Jadon Sancho made a little piece of England history after Three Lions debut


Jadon Sancho made a slice of history on Friday night – with the South Londoner becoming the first player born in the 2000s to play for England.

The teenager, raised in Peckham and Kennington, is the 10th youngest player to represent the senior Three Lions team when he featured against Croatia on Friday night at the age of just 18 years and 201 days.

Sancho, who replaced Raheem Sterling for the final 12 minutes of the 0-0 draw in Rijeka, is the youngest ever to make their debut without playing in the domestic football league system.

He is the second youngest English player to win his first cap in a competitive game – only behind Manchester United great Duncan Edwards in April 1955.

Sancho, lighting up the Bundesliga with Borussia Dortmund, is the first outfield player to make an appearance for England since David Beckham, who still got the call from his country while winding down his career at LA Galaxy.

He has seven assists for BVB – more than any player in Europe’s elite six leagues.

But England head coach Gareth Southgate has called for a measure of calm surrounding Sancho.

“I guess we’ve just got to keep a lid on it [the hype],” the former Crystal Palace defender told reporters after the Nations League match. “I’ve briefly had a bit of time with him when he was an U15 in one of our camps, but also I’ve spent a lot of time talking to other youth coaches to get a good insight into his personality and how he is, just so we were able to help him settle as quickly as possible.

“He’s actually quite a quiet lad around the place, but, of course, he’s very confident on the field and he showed that belief in his spell he had on the field. I don’t think it’s so relevant whether he starts or is a sub in terms of the impact he’ll have.

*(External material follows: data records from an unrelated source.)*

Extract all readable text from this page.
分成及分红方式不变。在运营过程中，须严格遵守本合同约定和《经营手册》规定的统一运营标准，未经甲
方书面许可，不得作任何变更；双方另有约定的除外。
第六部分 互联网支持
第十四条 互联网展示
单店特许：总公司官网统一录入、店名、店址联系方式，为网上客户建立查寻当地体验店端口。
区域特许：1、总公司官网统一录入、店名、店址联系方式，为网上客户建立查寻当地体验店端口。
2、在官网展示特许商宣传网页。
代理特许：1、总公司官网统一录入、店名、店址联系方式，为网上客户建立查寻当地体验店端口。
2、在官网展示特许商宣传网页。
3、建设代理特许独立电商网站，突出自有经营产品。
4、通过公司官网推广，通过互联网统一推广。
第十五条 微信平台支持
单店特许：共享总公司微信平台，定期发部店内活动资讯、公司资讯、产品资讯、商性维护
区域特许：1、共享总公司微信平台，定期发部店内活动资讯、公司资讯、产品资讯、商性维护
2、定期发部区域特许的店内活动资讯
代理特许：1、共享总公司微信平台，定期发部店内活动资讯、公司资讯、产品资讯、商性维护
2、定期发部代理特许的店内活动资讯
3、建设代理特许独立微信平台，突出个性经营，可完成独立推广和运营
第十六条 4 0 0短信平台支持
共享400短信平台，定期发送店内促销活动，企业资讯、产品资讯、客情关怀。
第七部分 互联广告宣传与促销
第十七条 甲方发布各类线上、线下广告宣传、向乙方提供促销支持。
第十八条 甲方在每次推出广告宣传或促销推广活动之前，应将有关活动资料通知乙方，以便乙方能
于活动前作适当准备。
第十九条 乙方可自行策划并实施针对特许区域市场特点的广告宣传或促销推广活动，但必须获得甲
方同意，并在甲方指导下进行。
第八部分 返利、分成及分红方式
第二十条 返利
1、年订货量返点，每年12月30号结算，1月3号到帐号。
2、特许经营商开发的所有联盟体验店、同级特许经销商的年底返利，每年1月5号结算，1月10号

“I just think that’s part of him gaining strength in the game and understanding at Dortmund of how they’re playing and then with us just easing him into the way we play and the environment. The Champions League games he’s had, he’s had a really good impact as well.”

Sancho had over 25,000 likes on his Twitter profile for a post and picture of his debut moment. He tweeted: “A real honour putting the England shirt on tonight and representing my country. Thank you to everyone for the messages! The journey continues…”

Sancho had already spoken to the media ahead of the contest and admitted his call-up to the senior England set-up was an ambition fulfilled.

He said: “It means a lot to me, especially my family.. I always dreamed of playing for my country when I was a young kid. It’s the biggest thing for me. My dad was a big fan of John Barnes, growing up. He had a couple of videos of him, growing up. I’d watch them.

“I was at training when I first got the call, and straight away I told my parents. They were delighted for me, and I couldn’t stop smiling for the whole day.

“I was a bit surprised, to be fair. I’m so young and still have a lot to learn. I’m just grateful he [Southgate] has seen my progress in the Bundesliga. I’m really thankful.”

When asked if he felt he was limiting his chances with England by playing abroad, Sancho replied: “I didn’t think about it that way. My focus was getting minutes as a player and playing first-team, which is what I’ve done.”

Former England winger Chris Waddle, capped 62 times, was talking up Sancho’s chances of starting last night’s fixture against Spain.

“He’s confident, he’s got a trick, he can go past people. The way he plays, they say the system is not going to suit him. But I don’t believe that. You say in international football: ‘Go out and play – you’re one of a [attacking] three]’.

“Harry Kane is down the middle and if you’re down the left you drift and balance it out. As soon as the ball goes dead if you are on the left then you stay left, if you’re on the right you stay right.

“He doesn’t need to hug the touchline – no-one stays wide anymore.”